Bagheera Kiplingi is a Predominantly Vegetarian Jumping Spider

Posted on August 17, 2019

Bagheera kiplingi

Spiders are known for being hunters and meat-eaters but there is one species that prefers a vegetarian diet. Bagheera kiplingi is a jumping spider species from Central America and southern Mexico that feeds predominantly on plant food.

The spider prefers to consume nectar and Beltian bodies (detachable leaf tips) from acacia shrubs. These shrubs also happen to be fiercely guarded by ants which also eat the nectar and inhabit the hollow spines of the plant. A female Bagheera kiplingi is holding one of the Beltian bodies in the photograph above.

The little jumping spider has to constantly avoid ants in order to obtain the plant nectar and Beltian bodies. The researchers say "the spiders get the job done through active avoidance of patrolling acacia-ants, relying on excellent eyesight, agility, and cognitive skills."

Research teams led by Christopher Meehan of Villanova University and Eric Olson of Brandeis University discovered the mostly vegetarian spider species in Costa Rica in 2001 and then in coastal Quintana Roo, Mexico in 2007. The Wikipedia entry says B. kiplingi has a diet that is over 90% Beltian bodies. The spiders also sometimes supplement their plant diet with animal prey, including ant larvae and eggs.

Meehan says, "This is the first spider in the world known to deliberately 'hunt' plant parts; it is also the first found to go after plants as a primary food source."

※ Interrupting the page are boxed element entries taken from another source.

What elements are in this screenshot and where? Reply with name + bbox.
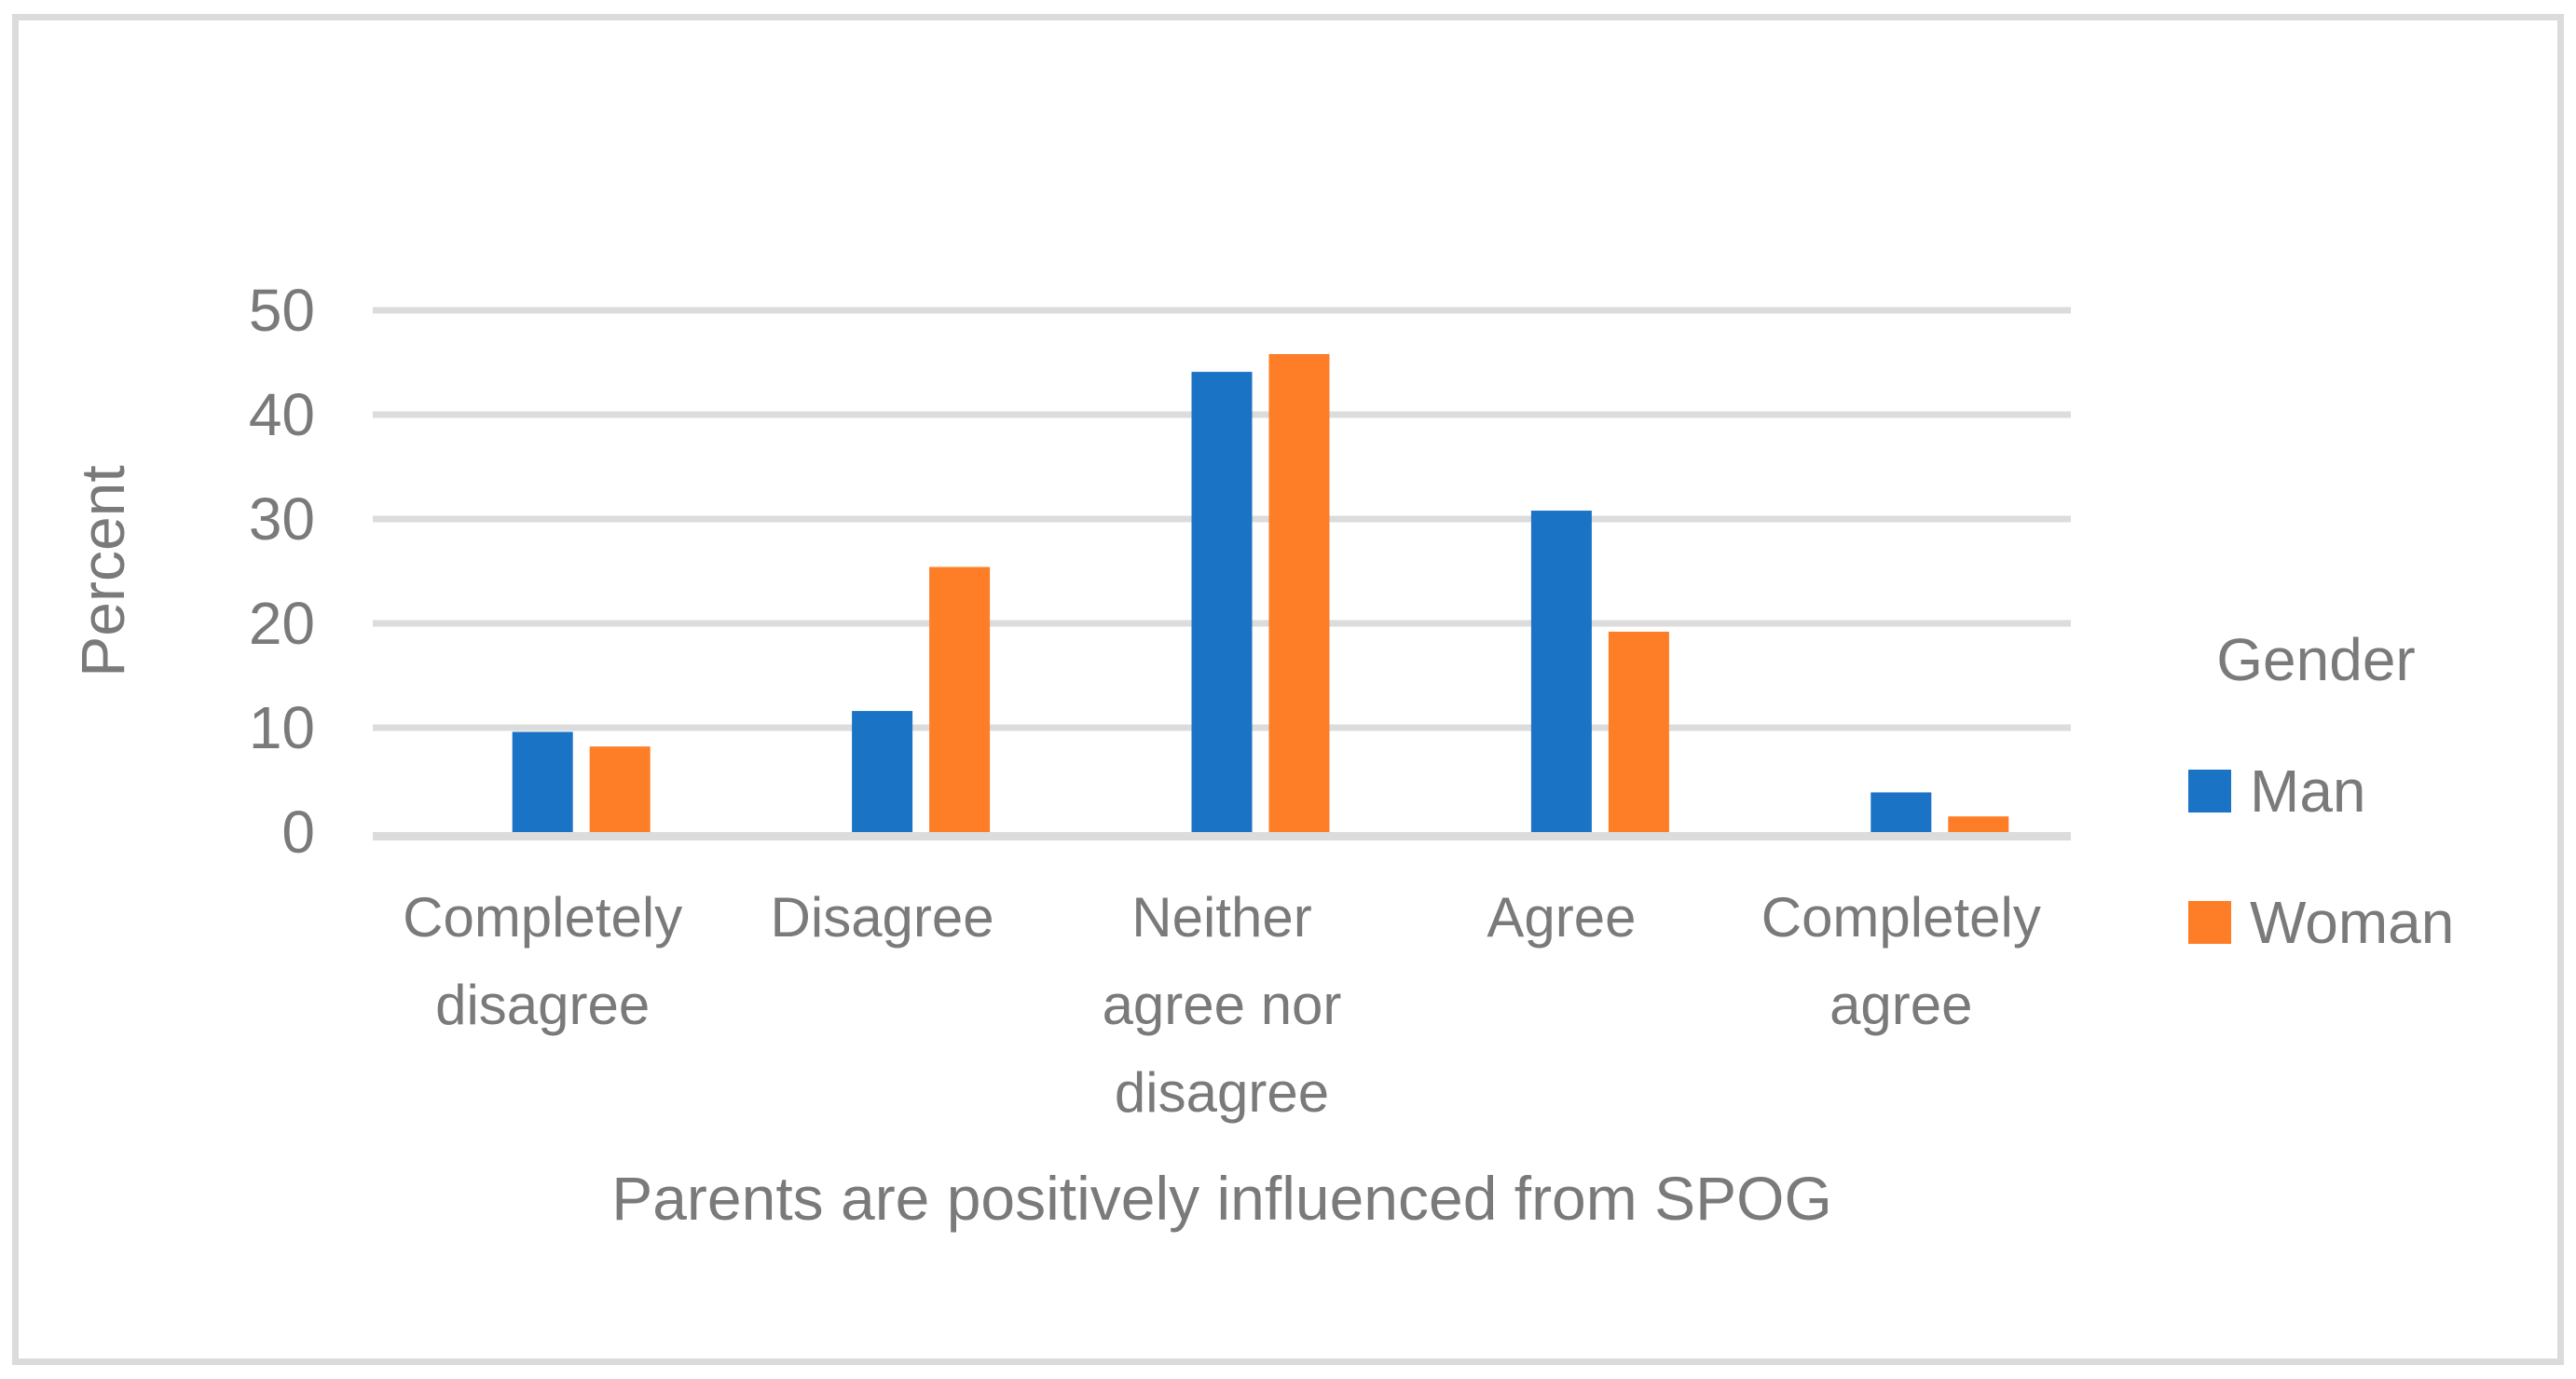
bar-man-2 xyxy=(1191,372,1253,832)
y-tick-label-0: 0 xyxy=(281,799,315,866)
category-label-1: Disagree xyxy=(770,886,994,949)
legend-item-woman: Woman xyxy=(2172,889,2544,956)
category-label-4: Completely agree xyxy=(1761,886,2041,1036)
bar-woman-3 xyxy=(1608,631,1669,832)
category-label-3: Agree xyxy=(1487,886,1637,949)
bar-woman-1 xyxy=(929,567,991,832)
bar-man-4 xyxy=(1870,792,1932,832)
y-tick-label-40: 40 xyxy=(248,381,315,448)
bar-man-3 xyxy=(1530,511,1592,832)
legend-items: Man Woman xyxy=(2172,758,2544,956)
category-label-2: Neither agree nor disagree xyxy=(1102,886,1342,1124)
y-tick-label-30: 30 xyxy=(248,485,315,553)
category-label-0: Completely disagree xyxy=(403,886,683,1036)
legend-label-woman: Woman xyxy=(2250,889,2455,956)
y-tick-label-10: 10 xyxy=(248,694,315,761)
legend-swatch-woman-icon xyxy=(2188,901,2231,944)
y-tick-label-50: 50 xyxy=(248,277,315,344)
bar-woman-4 xyxy=(1948,816,2009,832)
legend: Gender Man Woman xyxy=(2172,626,2544,956)
x-axis-title: Parents are positively influenced from S… xyxy=(611,1164,1832,1233)
legend-item-man: Man xyxy=(2172,758,2544,825)
bar-woman-2 xyxy=(1268,354,1330,832)
bar-man-0 xyxy=(512,731,573,832)
legend-title: Gender xyxy=(2216,626,2416,693)
bar-woman-0 xyxy=(589,746,651,832)
y-tick-label-20: 20 xyxy=(248,590,315,657)
bar-man-1 xyxy=(852,711,913,832)
legend-label-man: Man xyxy=(2250,758,2366,825)
legend-swatch-man-icon xyxy=(2188,770,2231,812)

Villanova professor and study co-author Robert Curry says, "What surprised us most about discovering this spider's extraordinary ecology was to find it on the ant-acacias. This well-known mutualism has been studied by tropical ecologists for nearly 50 years, yet the spider's role was not noticed until Olson's discovery in 2001. We were lucky to find in Mexico an area where the spider is both exceptionally abundant and even more herbivorous than in Costa Rica."

The neotropical jumping spider Bagheera kiplingi may also be unique in another way. The researchers noted that the males may help to care for the eggs and young. They also found the spiders live and nest on the acacia plants in high densities.

The species was named in honor of Kipling with Bagheera referring to the black panther from The Jungle Book. A research paper on spider can be found in Current Biology.